The percentage of coding vs. coding genes among divergent overlapped genes is 22%. Most of the divergently coded vs. coded overlapping genes were found on chromosome 1. This type of overlapping gene was not found on chromosome 21. While the mixture gene pairs among divergently overlapping genes are clearly more common because this type comprises 78% of all divergent overlapping genes.
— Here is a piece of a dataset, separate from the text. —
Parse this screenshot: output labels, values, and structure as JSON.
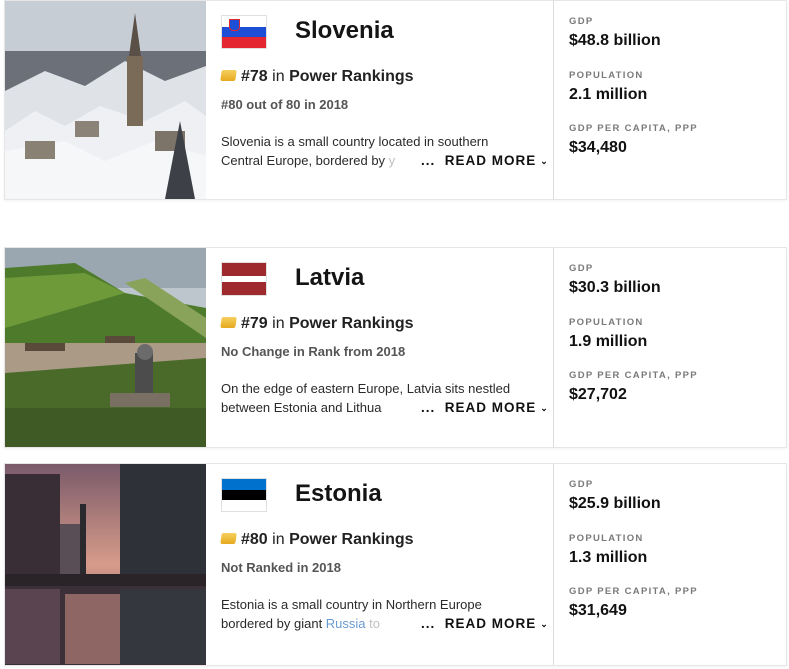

Again maximum and minimum number was observed on chromosome 1 and 21, respectively.

We also calculated the percentage of coding vs. coding, coding vs. non coding and mixture pairs among embedded overlapping genes. The most common type among embedded overlapping genes is mixture genes that nearly comprises 53% all embedded genes. It was observed that maximum number of such gene reside on chromosome 7 and least were identified on chromosome 12 and 22. While percentage of coded vs. coded and coded vs. non coded types among embedded overlapping genes is 6% and 41%, respectively. The maximum number of coded vs. coded and coded vs. non coded genes among embedded overlapping genes were identified on chromosome 7 and 1, respectively.

In uni-directional overlapping genes, coding vs. coding and coding vs. non coding pairs accounts for 17% and 83%, respectively. Uni-directional genes are found in less number in human genome. Coding vs. coding gene pairs among uni-directional overlapping genes are absent in chromosome 4, 8, 12, 13, 16, 18, 20, 21 and 22. While least number of mixture type overlapping gene pairs were identified on chromosome 21.

The present study suggests that overlapping genes are also present in human genome. Their different types may be identified in humans. Number of various types of overlapping genes is not solely dependent on size of chromosomes. Some chromosome may lack some specific types of overlapping genes in human genome.

 

Conclusion

 

The present study concludes that the different types of overlapping genes are unevenly distributed in the whole genome. The size of a human chromosome does not reflect the estimate of the count of overlapping genes located on it. The chromosome, smaller in size may have higher number of a specific type of overlapping genes as compared to the chromosome with the larger size.

 

Statement of conflict of interest

Authors have declared no conflict of interest.